Die junge Frau und ihre Freundinnen genießen das Leben und die Liebe bis eines Tages grausame Morde in ihrem Freundeskreis geschehen. Die Opfer des blutrünstigen Täters sind jung, weiblich und werden grausam zugerichtet.
Die Polizei nimmt umgehend Ermittlungen auf, kann jedoch bis auf ein auffälliges Halstuch keine Indizien entdecken, die auf die Spur des Mörders führen könnten.
Jane flüchtet mit drei Freundinnen in eine idyllisch gelegene Villa auf dem Land. Doch gerade an dem vermeintlichen Ort der Sicherheit geraten die Studentinnen in allergrößte Gefahr...

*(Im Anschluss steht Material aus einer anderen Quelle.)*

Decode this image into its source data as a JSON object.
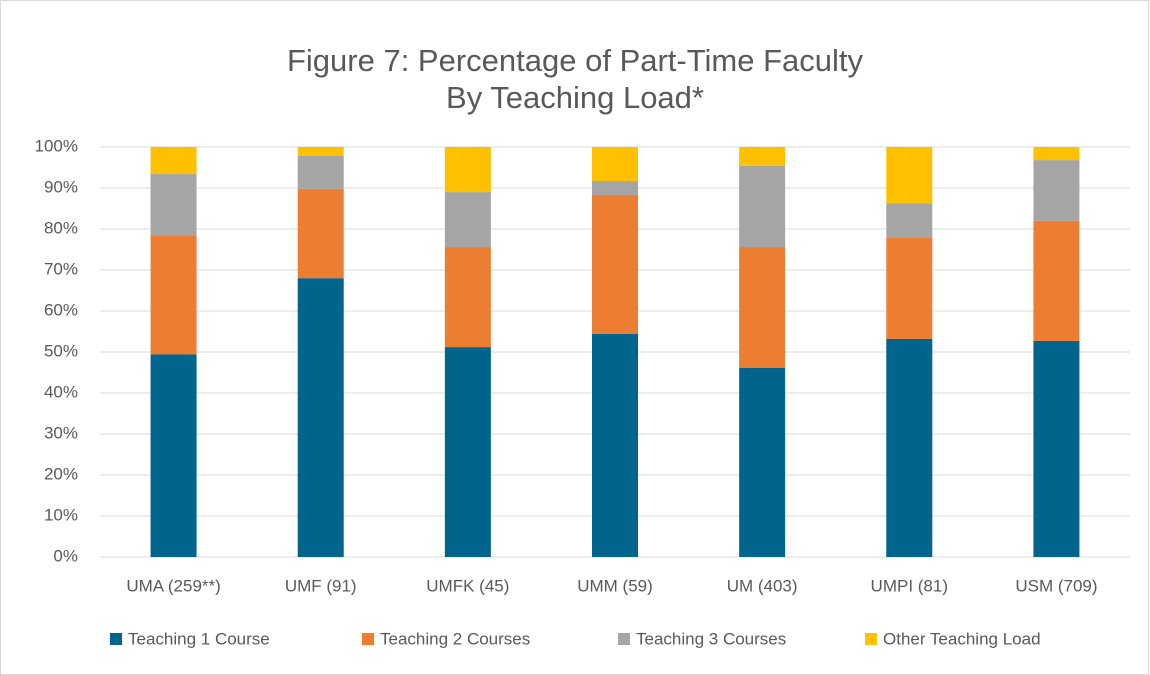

Patrizia Adiutori: Leider nur ein kurzer Auftritt


Unheimlich: Killer mit Maske und Messer


Beim Namen Sergio Martino klingeln vielen Giallo-Fans die Ohren und wenn man die Filme dieses Regisseurs vor seinem geistigen Auge Revue passieren lässt, wird so mancher Blick verträumt-schwärmerisch.
Der Killer von Wien, "Die Farben der Nacht", "Il tuo vizio è una stanza chiusa e solo io ne ho la chiave" sind ohne Frage beeindruckende cineastische Kunstwerke.
Der nachfolgende "Torso" kommt in diversen Rezensionen und Beurteilungen vergleichsweise eher schlecht weg.
Und das, obwohl er jegliche Elemente präsentiert, die einen Giallo ausmachen und die von Vielen immer vehement und lautstark eingefordert werden, sobald sie in einem Genrefilm einmal nicht vorkommen: Ausländerinnen, die in Italien in Gefahr geraten, ein maskierter Mörder mit Handschuhen und einschlägigem Motiv, die Drehbuch-typischen Whodunit-Spielchen, Hippies, dekadente Reiche und ein unverwechselbarer Soundtrack.

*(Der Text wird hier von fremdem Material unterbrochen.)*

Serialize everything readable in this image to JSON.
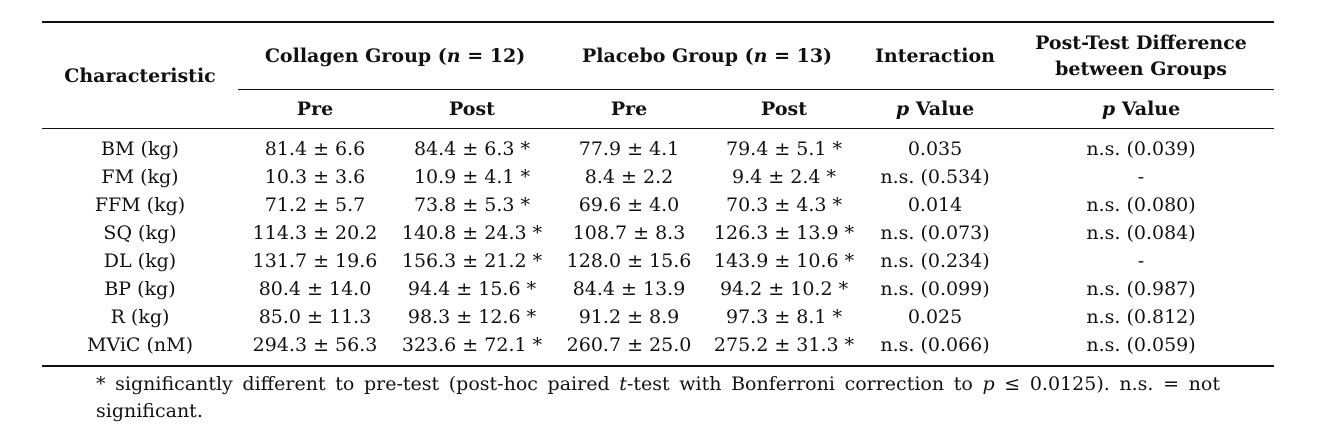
{
  "table": {
    "header": {
      "characteristic": "Characteristic",
      "collagen_prefix": "Collagen Group (",
      "collagen_n": "n",
      "collagen_suffix": " = 12)",
      "placebo_prefix": "Placebo Group (",
      "placebo_n": "n",
      "placebo_suffix": " = 13)",
      "interaction": "Interaction",
      "post_test_line1": "Post-Test Difference",
      "post_test_line2": "between Groups",
      "pre": "Pre",
      "post": "Post",
      "p_letter": "p",
      "value_word": " Value"
    },
    "rows": [
      [
        "BM (kg)",
        "81.4 ± 6.6",
        "84.4 ± 6.3 *",
        "77.9 ± 4.1",
        "79.4 ± 5.1 *",
        "0.035",
        "n.s. (0.039)"
      ],
      [
        "FM (kg)",
        "10.3 ± 3.6",
        "10.9 ± 4.1 *",
        "8.4 ± 2.2",
        "9.4 ± 2.4 *",
        "n.s. (0.534)",
        "-"
      ],
      [
        "FFM (kg)",
        "71.2 ± 5.7",
        "73.8 ± 5.3 *",
        "69.6 ± 4.0",
        "70.3 ± 4.3 *",
        "0.014",
        "n.s. (0.080)"
      ],
      [
        "SQ (kg)",
        "114.3 ± 20.2",
        "140.8 ± 24.3 *",
        "108.7 ± 8.3",
        "126.3 ± 13.9 *",
        "n.s. (0.073)",
        "n.s. (0.084)"
      ],
      [
        "DL (kg)",
        "131.7 ± 19.6",
        "156.3 ± 21.2 *",
        "128.0 ± 15.6",
        "143.9 ± 10.6 *",
        "n.s. (0.234)",
        "-"
      ],
      [
        "BP (kg)",
        "80.4 ± 14.0",
        "94.4 ± 15.6 *",
        "84.4 ± 13.9",
        "94.2 ± 10.2 *",
        "n.s. (0.099)",
        "n.s. (0.987)"
      ],
      [
        "R (kg)",
        "85.0 ± 11.3",
        "98.3 ± 12.6 *",
        "91.2 ± 8.9",
        "97.3 ± 8.1 *",
        "0.025",
        "n.s. (0.812)"
      ],
      [
        "MViC (nM)",
        "294.3 ± 56.3",
        "323.6 ± 72.1 *",
        "260.7 ± 25.0",
        "275.2 ± 31.3 *",
        "n.s. (0.066)",
        "n.s. (0.059)"
      ]
    ]
  },
  "footnote": {
    "part1": "* significantly different to pre-test (post-hoc paired ",
    "t_letter": "t",
    "part2": "-test with Bonferroni correction to ",
    "p_letter": "p",
    "part3": " ≤ 0.0125).  n.s.  =  not significant."
  }
}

"Torso" ist nicht nur ein Film, der dem damaligen Zeitgeist entsprach, sondern in einigen Belangen seiner Zeit sogar weit voraus war. Denn erst Anfang der Achtziger Jahre wurden mit Michael Myers und Co. Killer, die bevorzugt weibliche Opfer mit lockerem Lebenswandel und offenem Umgang mit Sexualität töten, populär und Massenpublikum-tauglich.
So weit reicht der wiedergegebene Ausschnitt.